Planning with Language and Generative Models: Toward General Reward-Guided Wireless Network Design
Chenyang Yuan, Xiaoyuan Cheng
TL;DR
This work tackles indoor AP deployment planning under complex geometries and non-convex propagation by reframing the task as reward-guided generative inference with a unified reward function. It contrasts an agentic LLM reasoning loop with verifier-based feedback against diffusion-based sampling under a Gibbs form $p(\mathbf{P}|\mathcal{D}) \propto e^{\beta r(\mathbf{P},\mathcal{D})}$, showing diffusion yields more robust global optimization by implicit score smoothing. A large-scale real-world dataset requiring over $50k$ CPU hours to train general reward functions enables strong in-distribution and out-of-distribution generalization.
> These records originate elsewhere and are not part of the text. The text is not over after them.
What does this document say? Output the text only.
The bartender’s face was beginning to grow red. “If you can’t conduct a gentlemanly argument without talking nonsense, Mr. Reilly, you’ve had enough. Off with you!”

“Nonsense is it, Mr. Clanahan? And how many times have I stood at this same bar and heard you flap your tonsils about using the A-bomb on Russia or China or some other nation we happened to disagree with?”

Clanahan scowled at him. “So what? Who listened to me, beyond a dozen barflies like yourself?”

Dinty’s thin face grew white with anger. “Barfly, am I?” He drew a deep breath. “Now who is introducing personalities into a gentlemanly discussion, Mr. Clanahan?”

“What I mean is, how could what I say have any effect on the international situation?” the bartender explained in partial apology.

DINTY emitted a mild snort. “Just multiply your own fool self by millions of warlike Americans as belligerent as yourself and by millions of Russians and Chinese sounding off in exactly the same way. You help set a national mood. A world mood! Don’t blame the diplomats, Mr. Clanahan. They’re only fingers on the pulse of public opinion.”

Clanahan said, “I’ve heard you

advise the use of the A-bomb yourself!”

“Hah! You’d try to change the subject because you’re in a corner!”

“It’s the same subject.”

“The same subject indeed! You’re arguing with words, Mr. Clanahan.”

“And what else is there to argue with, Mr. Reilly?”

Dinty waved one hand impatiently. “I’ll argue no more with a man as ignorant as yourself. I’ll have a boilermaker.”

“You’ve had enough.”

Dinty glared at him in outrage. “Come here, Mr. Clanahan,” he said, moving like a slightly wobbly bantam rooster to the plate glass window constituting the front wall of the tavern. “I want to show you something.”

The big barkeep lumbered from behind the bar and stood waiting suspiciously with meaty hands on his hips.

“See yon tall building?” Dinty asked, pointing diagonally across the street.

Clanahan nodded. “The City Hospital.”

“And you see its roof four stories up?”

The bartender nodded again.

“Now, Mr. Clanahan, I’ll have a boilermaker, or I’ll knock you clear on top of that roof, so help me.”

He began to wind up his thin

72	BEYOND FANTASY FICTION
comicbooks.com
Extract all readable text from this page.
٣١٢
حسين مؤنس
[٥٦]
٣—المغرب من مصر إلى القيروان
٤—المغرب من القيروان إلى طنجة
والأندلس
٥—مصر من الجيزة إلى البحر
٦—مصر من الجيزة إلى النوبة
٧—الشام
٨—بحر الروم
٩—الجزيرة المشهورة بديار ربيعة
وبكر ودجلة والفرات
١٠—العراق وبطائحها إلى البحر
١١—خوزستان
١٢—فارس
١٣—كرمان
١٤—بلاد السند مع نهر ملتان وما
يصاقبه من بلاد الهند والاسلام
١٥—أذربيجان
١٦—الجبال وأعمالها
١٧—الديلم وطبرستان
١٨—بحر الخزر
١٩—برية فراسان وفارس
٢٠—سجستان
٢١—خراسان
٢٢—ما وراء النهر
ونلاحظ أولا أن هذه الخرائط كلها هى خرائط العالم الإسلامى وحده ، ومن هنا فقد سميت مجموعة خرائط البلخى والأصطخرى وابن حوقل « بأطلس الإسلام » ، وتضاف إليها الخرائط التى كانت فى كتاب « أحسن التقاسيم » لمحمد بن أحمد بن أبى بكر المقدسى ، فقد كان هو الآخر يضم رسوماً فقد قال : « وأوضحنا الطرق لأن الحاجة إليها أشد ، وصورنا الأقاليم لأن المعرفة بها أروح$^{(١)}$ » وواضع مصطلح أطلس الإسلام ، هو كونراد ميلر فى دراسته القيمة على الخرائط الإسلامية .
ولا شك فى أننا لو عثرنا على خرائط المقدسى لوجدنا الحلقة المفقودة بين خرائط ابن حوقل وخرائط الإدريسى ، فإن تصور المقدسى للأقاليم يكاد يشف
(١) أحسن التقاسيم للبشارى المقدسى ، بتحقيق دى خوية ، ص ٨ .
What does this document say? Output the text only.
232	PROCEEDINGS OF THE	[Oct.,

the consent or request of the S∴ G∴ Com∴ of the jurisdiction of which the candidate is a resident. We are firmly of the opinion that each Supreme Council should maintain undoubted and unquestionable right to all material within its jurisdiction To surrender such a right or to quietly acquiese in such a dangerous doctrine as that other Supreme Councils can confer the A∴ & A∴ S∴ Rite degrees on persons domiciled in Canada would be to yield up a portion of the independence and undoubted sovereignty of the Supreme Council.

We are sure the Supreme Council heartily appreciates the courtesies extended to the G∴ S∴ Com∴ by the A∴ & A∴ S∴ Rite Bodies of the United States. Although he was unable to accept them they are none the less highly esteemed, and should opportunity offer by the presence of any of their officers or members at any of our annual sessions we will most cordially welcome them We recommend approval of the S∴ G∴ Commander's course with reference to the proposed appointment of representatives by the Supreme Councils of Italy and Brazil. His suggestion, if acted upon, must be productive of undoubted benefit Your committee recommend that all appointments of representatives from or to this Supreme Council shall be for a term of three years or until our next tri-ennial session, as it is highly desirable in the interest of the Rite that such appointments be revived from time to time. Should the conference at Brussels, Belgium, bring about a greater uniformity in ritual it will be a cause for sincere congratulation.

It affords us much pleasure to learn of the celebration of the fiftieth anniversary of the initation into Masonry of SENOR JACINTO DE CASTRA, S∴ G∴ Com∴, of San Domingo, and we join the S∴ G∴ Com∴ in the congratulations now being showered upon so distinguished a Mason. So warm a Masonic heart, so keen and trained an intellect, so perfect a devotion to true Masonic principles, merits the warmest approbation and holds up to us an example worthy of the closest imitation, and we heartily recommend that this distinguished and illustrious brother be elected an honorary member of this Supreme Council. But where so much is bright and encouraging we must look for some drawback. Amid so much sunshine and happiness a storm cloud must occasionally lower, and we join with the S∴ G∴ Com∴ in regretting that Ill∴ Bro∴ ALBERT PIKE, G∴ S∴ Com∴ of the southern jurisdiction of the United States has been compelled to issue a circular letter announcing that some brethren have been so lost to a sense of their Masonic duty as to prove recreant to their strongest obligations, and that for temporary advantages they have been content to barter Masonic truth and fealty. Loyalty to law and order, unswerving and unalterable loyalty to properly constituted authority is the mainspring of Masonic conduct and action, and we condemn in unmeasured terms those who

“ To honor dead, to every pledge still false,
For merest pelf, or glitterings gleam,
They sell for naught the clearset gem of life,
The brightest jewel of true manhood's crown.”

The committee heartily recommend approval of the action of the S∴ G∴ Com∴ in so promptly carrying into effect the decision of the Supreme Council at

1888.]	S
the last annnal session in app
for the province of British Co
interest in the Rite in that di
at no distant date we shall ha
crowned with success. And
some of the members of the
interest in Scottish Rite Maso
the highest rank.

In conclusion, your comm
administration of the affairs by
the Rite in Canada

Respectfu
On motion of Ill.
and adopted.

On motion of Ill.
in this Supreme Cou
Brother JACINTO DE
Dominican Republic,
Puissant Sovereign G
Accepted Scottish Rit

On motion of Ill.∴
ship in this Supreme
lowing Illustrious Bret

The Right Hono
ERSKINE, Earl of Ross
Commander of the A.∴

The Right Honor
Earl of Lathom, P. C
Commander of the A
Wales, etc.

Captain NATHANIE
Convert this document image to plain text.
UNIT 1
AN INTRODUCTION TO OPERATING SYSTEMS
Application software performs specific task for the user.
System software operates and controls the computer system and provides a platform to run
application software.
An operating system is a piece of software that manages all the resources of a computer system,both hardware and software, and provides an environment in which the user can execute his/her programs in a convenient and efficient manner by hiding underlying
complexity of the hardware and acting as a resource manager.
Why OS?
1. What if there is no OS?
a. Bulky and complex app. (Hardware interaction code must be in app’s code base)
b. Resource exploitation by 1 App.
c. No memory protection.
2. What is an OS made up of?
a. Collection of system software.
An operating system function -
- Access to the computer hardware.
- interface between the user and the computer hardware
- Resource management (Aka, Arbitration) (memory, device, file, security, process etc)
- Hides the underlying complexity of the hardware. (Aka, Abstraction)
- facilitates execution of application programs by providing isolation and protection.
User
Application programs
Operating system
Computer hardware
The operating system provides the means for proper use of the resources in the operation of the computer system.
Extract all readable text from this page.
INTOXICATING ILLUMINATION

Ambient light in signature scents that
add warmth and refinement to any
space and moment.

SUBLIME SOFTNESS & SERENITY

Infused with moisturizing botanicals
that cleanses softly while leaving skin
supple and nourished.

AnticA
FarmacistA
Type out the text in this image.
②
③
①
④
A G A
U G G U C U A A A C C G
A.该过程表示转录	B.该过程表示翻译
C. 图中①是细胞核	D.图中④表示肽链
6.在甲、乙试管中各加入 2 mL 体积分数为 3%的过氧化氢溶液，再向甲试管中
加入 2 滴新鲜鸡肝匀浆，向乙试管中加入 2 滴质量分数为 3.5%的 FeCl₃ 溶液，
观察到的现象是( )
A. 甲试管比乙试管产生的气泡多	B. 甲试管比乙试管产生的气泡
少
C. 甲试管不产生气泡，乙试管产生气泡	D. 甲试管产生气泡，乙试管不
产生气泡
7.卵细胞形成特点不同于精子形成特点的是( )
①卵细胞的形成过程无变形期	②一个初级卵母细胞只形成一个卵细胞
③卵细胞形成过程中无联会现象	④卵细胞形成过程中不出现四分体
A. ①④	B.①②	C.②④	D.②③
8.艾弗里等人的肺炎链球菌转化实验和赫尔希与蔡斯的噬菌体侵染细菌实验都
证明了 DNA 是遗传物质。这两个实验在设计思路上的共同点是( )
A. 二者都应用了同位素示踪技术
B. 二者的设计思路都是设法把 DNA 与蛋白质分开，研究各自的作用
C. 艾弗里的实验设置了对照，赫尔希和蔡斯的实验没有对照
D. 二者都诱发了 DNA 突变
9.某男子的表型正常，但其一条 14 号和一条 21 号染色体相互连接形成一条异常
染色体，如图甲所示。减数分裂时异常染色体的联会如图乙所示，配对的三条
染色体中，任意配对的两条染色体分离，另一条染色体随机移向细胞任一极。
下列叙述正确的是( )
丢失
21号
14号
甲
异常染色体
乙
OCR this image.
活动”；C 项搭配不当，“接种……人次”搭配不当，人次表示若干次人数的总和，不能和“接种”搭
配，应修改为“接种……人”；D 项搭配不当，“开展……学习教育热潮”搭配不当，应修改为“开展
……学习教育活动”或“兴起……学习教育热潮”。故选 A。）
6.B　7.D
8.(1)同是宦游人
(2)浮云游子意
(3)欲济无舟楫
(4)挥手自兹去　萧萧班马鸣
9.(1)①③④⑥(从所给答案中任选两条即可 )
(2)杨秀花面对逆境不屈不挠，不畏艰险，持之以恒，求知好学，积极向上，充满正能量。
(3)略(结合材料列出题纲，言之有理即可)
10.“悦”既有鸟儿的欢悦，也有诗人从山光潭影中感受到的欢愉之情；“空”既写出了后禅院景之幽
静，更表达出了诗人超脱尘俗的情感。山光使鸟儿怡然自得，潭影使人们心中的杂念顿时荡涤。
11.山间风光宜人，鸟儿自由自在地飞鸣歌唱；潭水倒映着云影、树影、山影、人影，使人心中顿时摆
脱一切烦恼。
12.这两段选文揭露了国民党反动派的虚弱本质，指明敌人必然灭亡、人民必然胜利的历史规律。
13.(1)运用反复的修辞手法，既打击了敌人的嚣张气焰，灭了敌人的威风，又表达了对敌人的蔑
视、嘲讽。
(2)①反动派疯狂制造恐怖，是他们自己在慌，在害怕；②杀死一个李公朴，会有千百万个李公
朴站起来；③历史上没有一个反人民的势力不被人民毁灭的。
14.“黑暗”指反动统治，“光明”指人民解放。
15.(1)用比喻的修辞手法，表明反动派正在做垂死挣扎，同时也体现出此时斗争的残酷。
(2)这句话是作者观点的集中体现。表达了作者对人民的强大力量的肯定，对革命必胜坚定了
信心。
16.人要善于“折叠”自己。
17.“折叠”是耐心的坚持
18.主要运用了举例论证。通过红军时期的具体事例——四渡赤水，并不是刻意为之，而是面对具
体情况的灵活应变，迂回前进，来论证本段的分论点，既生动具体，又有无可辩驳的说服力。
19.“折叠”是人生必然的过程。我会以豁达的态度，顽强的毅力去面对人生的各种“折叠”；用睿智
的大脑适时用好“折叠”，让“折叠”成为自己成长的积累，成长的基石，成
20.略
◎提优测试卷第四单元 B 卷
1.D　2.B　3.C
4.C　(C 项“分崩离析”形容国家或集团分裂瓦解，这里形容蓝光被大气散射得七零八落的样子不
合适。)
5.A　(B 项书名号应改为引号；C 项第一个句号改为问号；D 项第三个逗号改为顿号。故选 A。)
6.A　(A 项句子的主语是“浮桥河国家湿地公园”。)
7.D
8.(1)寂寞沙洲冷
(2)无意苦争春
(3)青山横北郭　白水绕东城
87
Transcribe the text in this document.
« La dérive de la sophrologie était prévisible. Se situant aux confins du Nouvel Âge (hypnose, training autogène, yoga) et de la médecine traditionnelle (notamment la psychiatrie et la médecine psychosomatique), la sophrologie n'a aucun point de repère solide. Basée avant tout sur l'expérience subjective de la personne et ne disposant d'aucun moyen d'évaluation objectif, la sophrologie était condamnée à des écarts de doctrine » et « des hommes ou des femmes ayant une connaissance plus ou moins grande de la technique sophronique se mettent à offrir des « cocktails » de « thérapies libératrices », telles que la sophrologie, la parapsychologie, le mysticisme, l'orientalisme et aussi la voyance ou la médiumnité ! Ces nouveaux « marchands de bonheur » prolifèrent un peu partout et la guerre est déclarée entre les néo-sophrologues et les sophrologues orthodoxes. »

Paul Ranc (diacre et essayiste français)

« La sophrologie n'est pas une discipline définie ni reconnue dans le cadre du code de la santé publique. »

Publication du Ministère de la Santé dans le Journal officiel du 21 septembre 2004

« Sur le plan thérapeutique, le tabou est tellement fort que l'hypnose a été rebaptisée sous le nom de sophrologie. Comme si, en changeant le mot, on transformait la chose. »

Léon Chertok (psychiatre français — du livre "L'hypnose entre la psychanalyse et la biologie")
The work also provides theoretical insights that reward estimation quality is the primary bottleneck and demonstrates practical scalability for domain-agnostic indoor AP planning.
Abstract
Intelligent access point (AP) deployment remains challenging in next-generation wireless networks due to complex indoor geometries and signal propagation. We firstly benchmark general-purpose large language models (LLMs) as agentic optimizers for AP planning and find that, despite strong wireless domain knowledge, their dependence on external verifiers results in high computational costs and limited scalability. Motivated by these limitations, we study generative inference models guided by a unified reward function capturing core AP deployment objectives across diverse floorplans. We show that diffusion samplers consistently outperform alternative generative approaches. The diffusion process progressively improves sampling by smoothing and sharpening the reward landscape, rather than relying on iterative refinement, which is effective for non-convex and fragmented objectives. Finally, we introduce a large-scale real-world dataset for indoor AP deployment, requiring over $50k$ CPU hours to train general reward functions, and evaluate in- and out-of-distribution generalization and robustness. Our results suggest that diffusion-based generative inference with a unified reward function provides a scalable and domain-agnostic foundation for indoor AP deployment planning.